Truman’s big death in The Pale Door definitely qualifies as a back breaking extravaganza. Without spoiling too many details, when it came time for Noah Segan to die on screen, the man really sold the moment. Taken out during a second act bloodbath that sees the outlaws of the Dalton gang attacked by a bunch of witches with a purpose, Segan’s demise comes after you’ve really gotten to like the cut of his jib. Even during the phase where he starts to see that something’s amiss with the nice woman offering to give him a bath, Truman merely blinks it off and slugs some more whiskey.
Playing into his belief of giving the people what they want, Noah Segan’s character helps tie The Pale Door’s cast together. As the noble and the nasty enter this film’s plot looking to get rich, the Dalton gang winds up struggling to survive to the ending of this particular ride into the sunrise. So of course, when someone like Truman enters the picture, as loyal as he is funny, you don’t want to see him die. That feeling only intensifies if you’re a fan of Segan’s, as his charming but goofy smile lures you into a false sense of security.
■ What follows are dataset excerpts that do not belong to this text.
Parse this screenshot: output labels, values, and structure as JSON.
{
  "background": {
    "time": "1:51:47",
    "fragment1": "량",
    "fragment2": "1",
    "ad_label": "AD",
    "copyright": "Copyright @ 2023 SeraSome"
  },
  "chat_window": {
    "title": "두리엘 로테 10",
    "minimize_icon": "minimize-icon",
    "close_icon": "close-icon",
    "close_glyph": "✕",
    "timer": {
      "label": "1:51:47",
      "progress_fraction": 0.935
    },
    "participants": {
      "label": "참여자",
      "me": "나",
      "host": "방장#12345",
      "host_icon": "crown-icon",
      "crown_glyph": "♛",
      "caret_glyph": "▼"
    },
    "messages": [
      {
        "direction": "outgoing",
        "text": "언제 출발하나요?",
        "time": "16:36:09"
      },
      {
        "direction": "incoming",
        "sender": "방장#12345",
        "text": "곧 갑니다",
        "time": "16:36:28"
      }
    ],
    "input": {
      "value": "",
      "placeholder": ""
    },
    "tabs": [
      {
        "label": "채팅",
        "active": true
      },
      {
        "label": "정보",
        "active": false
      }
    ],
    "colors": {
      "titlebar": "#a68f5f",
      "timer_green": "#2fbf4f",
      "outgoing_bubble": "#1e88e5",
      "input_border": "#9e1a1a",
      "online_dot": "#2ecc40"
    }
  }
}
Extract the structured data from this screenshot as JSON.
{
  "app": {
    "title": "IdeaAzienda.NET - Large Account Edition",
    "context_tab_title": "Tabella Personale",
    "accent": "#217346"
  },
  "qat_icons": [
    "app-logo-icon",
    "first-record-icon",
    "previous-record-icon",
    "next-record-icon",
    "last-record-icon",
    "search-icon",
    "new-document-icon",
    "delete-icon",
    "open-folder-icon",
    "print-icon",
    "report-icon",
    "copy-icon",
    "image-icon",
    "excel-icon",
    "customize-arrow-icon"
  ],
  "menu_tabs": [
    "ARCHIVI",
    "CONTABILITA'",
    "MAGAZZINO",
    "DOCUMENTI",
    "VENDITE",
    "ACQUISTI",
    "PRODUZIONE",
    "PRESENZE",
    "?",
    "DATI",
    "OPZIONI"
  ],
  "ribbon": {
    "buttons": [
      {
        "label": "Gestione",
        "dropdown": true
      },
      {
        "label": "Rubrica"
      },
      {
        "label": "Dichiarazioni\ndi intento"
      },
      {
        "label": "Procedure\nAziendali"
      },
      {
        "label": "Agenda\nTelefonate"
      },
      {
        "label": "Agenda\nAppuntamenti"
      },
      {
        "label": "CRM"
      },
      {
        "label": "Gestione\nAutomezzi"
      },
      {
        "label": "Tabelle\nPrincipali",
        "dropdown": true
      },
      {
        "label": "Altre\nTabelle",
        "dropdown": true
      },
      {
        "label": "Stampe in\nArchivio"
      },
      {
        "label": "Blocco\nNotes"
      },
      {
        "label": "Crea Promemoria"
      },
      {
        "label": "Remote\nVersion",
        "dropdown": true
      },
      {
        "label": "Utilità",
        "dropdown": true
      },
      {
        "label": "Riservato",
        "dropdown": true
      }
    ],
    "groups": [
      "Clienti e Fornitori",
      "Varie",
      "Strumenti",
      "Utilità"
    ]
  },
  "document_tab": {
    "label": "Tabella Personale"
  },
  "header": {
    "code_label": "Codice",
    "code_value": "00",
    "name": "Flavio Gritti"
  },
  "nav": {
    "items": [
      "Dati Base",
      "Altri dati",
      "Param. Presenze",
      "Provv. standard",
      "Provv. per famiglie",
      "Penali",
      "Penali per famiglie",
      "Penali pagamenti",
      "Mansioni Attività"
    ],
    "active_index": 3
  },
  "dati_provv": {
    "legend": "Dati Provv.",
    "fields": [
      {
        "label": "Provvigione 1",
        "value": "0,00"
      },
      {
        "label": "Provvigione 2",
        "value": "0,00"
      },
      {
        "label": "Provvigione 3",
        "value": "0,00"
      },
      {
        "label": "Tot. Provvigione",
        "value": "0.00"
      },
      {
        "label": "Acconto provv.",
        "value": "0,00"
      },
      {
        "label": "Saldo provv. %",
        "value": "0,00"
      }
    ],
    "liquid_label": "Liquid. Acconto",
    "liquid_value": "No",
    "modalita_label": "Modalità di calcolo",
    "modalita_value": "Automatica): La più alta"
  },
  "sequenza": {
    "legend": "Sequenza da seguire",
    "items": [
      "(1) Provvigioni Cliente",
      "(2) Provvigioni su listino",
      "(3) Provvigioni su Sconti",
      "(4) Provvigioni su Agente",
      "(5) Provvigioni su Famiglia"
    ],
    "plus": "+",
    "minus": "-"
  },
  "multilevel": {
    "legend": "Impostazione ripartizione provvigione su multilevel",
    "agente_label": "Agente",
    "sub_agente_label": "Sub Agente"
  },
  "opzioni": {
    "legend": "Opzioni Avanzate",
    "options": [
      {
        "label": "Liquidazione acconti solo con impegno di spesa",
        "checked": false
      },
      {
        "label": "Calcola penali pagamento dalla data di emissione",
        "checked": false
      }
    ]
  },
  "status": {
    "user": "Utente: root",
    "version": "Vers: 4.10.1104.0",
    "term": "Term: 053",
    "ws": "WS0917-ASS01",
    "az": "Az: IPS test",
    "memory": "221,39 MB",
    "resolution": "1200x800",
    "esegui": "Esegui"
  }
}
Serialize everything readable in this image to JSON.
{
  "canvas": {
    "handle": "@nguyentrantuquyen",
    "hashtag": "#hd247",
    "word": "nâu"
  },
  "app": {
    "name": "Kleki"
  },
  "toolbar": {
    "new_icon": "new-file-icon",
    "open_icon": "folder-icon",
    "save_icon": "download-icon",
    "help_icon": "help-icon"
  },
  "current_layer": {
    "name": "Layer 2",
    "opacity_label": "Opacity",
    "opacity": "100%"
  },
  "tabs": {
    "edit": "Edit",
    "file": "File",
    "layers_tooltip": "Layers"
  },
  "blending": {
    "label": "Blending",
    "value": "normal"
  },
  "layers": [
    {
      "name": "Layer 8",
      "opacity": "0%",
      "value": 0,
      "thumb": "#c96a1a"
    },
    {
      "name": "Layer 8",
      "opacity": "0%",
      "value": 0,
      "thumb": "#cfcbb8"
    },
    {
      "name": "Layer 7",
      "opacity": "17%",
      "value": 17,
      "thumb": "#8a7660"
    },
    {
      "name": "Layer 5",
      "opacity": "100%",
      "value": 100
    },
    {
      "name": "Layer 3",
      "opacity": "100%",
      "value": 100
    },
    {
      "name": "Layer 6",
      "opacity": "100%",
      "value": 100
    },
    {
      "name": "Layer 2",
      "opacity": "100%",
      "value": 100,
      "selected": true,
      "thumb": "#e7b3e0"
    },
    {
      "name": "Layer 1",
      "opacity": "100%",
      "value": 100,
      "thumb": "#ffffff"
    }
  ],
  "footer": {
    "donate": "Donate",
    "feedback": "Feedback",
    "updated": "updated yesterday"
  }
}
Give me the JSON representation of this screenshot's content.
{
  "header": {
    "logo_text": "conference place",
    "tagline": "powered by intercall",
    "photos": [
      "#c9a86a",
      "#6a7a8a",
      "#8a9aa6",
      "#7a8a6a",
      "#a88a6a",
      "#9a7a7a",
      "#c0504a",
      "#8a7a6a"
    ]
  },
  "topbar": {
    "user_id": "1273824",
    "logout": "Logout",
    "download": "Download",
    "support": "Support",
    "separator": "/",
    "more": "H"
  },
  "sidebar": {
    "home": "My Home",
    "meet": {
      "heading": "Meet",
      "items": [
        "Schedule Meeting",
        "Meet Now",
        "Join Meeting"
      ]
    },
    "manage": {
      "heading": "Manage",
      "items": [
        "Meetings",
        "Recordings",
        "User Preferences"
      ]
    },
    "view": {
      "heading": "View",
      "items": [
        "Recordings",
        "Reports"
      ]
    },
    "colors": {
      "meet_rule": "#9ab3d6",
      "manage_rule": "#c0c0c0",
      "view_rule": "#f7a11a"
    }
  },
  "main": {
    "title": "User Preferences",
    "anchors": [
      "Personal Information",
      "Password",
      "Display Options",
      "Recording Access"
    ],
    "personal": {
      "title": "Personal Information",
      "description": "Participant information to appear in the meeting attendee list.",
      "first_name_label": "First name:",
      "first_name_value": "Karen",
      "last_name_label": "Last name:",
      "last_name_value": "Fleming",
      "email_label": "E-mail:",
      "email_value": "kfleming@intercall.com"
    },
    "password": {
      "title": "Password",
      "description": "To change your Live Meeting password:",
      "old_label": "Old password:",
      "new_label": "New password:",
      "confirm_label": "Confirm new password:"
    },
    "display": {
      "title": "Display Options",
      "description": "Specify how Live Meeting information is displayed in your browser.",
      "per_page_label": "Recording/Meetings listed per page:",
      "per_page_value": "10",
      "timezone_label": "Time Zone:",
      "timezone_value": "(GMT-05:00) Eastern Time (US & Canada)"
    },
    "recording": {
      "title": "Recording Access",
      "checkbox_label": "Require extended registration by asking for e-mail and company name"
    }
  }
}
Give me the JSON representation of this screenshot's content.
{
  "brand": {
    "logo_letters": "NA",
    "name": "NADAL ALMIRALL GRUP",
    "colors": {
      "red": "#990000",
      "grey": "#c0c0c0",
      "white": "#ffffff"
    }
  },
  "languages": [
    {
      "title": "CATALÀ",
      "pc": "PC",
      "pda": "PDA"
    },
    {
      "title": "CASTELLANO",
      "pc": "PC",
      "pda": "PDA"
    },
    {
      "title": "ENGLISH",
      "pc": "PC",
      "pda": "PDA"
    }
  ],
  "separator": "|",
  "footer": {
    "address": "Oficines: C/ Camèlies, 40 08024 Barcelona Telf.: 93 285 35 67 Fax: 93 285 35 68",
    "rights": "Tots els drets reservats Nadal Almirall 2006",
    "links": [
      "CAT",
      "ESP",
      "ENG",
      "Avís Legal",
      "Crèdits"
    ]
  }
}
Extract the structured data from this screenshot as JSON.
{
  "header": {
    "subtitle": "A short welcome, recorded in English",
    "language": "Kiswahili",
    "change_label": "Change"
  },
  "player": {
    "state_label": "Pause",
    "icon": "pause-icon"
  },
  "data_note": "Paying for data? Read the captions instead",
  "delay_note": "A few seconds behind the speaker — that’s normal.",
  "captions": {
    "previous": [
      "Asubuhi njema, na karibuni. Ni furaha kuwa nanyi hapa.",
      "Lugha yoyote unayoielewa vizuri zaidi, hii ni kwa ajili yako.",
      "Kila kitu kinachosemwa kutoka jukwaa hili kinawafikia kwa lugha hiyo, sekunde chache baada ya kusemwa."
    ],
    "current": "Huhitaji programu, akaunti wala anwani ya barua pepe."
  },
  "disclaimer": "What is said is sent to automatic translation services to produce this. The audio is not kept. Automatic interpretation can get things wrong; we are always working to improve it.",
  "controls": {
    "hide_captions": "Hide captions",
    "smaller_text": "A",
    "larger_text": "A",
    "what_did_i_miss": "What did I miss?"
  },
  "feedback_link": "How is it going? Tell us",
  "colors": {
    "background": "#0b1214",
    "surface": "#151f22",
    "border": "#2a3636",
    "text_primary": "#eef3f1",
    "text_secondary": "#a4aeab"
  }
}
Surely he has to survive, right?
Whether it’s a horror movie or a Western adventure, there are expectations that both genres carry with them every time they hit the screen. Noah Segan knows those preconceptions, as a fan and a professional, and he plays them to the hilt in his role of Truman in The Pale Door. Which is a good thing, because not only does it have you rooting for his character up until his supposed death, it’s also enough to convince a viewer that he might not have died in his tussle with a witch. After all, if it’s a true horror movie, there’s one rule that definitely plays in this scenario: characters are never truly dead, unless you see a body; and even then, there’s always room for interpretation.
You can get in on the debate yourself by watching The Pale Door, which is currently available at select theaters, as well as through VOD purchase and rental. Though should you want a physical copy, the film will be out on Blu-ray and DVD on October 6.